The Secrets of Firms with Over $1B in AUM

A white paper details how successful retirement advisers can take steps to push their practice to the next level—over $1 billion in assets under management.

How to reach and surpass $1 billion in assets under management is the focus of the latest white paper from the Alliance for RIAs (aRIA). The white paper, “6×6 = $1 Billion: Six RIAs Share Six Secrets to Achieve Scale,” identifies six challenges of practice management and specific ways the most successful aRIA member firms addressed them.

In 2009, there were 300 independent advisory firms with $1 billion AUM, according to aRIA. Today, the number is over 700 and seems to be growing at an accelerating rate. However, independent firms that have been successful may face new pressure from large firms with sophisticated capabilities. Advisers are challenged to either invest in their business, accept the status quo with the potential to be marginalized by larger players, or seek alternatives to their current state, including joining forces with other advisory firms.

Want the latest retirement plan adviser news and insights? Sign up for PLANADVISER newsletters.

The necessary evolution of the owner’s role in the firm is one key, according to the paper. Brent Brodeski, CEO of Savant Capital, examines an owner’s stages from player, to player/coach, to coach, to professional manager and finally to strategic owner.

This evolution is critical in becoming a billion-dollar firm, Brodeski says, and founding owners will first need to be willing to take on these stages. Next, they will need to determine if they’re capable of follow-through on the new roles. Some may find they’re not willing or able to. If not, they will need to seek outside talent to fill the roles, he says.

Brodeski draws on his own experiences. With an extensive background in financial services, he has experience shifting from an adviser to a strategic leader of a more formal company. Savant employs more than 100 advisers and staff members, and has multiple business lines.

Brodeski continues to work personally with a few clients, but the majority of his time is spent overseeing business management and realizing the firm’s strategic vision, which includes strategic planning, formulating a shared vision for the firm, acquisitions, high-level recruiting, serving as a firm spokesman and client experience.

The Right Fit

What is the right ownership structure for the firm? Ron Carson, CEO of Carson Wealth Management Group, finds a striking commonality among the aRIA firms: “They all have built ownership structures that have not only helped them achieve their growth objectives, but they have set their firms up for even more meaningful growth in the future,” he says.

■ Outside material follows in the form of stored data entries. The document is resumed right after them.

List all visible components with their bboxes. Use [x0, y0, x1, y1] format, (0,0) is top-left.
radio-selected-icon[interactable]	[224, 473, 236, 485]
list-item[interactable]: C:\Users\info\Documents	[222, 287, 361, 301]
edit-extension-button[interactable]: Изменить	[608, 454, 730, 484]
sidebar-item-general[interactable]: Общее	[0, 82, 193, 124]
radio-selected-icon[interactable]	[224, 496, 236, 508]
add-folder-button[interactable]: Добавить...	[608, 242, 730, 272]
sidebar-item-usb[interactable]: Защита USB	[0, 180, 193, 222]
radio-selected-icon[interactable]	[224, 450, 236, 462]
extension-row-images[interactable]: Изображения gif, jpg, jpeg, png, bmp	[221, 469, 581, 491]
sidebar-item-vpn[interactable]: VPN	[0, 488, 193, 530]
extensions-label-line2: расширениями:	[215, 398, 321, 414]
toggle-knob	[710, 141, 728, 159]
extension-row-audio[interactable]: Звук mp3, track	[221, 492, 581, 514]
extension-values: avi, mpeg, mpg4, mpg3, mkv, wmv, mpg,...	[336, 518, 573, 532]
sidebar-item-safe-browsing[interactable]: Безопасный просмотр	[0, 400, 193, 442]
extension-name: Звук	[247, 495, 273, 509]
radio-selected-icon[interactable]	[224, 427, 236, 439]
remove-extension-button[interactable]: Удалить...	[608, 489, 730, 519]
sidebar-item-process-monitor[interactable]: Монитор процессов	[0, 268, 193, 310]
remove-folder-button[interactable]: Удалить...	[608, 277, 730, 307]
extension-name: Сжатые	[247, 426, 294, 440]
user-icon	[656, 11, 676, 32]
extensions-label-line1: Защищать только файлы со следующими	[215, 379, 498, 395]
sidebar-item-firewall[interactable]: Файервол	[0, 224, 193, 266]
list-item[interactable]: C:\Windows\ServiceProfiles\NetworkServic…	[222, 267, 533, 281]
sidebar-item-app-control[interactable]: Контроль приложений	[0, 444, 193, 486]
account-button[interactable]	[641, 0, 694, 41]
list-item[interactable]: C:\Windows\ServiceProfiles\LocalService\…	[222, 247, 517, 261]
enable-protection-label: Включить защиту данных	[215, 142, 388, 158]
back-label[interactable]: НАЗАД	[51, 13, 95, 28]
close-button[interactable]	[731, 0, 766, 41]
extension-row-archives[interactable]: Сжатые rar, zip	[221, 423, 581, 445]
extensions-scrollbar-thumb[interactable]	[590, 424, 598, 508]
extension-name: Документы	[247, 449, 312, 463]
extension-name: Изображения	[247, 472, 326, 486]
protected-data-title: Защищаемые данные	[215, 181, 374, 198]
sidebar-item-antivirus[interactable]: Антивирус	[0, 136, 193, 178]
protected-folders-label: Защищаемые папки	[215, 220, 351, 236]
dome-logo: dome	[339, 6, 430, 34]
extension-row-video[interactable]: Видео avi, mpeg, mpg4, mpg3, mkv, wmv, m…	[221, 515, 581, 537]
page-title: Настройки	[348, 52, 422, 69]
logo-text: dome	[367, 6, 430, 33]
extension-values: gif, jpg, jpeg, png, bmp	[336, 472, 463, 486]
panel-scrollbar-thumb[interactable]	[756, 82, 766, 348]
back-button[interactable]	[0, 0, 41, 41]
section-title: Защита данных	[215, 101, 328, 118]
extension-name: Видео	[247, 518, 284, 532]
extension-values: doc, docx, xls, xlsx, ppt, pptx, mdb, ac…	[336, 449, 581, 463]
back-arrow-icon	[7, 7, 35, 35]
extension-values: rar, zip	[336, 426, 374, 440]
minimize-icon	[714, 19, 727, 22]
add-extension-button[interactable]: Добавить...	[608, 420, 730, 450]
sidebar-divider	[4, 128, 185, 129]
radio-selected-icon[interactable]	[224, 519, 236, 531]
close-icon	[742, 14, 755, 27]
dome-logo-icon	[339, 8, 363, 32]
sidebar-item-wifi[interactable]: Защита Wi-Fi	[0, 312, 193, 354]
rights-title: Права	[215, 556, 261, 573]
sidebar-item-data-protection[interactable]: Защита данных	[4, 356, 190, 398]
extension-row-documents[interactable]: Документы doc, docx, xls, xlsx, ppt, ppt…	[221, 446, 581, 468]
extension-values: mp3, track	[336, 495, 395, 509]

The paper outlines nine best practices for expanding equity ownership within a firm, such as linking the owner’s equity plan to the firm’s strategic plan. “Without a strategic plan as a guiding tenant, an equity plan will not meet any objective other than diluting the founders’ ownership,” the paper warns.

Another recommendation is that an equity plan should be closely tied to firm-wide compensation systems. “This is especially true for advisory professionals who attract and retain revenue for a firm,” aRIA says. Equity grants should always be accretive to the founding members. Consider linking grants to growth goals and vesting schedules.

Designing growth-oriented compensation plans, investing in organizational talent and becoming a superior financial manager are also addressed. A top-10 list highlights best-in-class traits and abilities that advisers must master to achieve the correct growth trajectory, such as growth rates of at least 15% in year-over-year revenue; a clear and recognizable value proposition; and commitment to continuous improvement of the client experience and outcomes for clients.

The paper is a blueprint for getting to and growing beyond the billion-dollar plateau, according to John Furey, principal at Advisor Growth Strategies LLC and managing member of aRIA. He says the white paper drills more deeply than any previous paper aRIA has released. Furey cites the checklists, best practices lists and real-world examples as essential for anyone interested in expanding an independent advisory firm.

aRIA is a study and research group that comprises six RIA firms that collectively manage more than $20 billion in client assets.

The white paper, “6x6 = $1 Billion: Six RIAs Share Six Secrets to Achieve Scale,” is available free of charge via the aRIA website.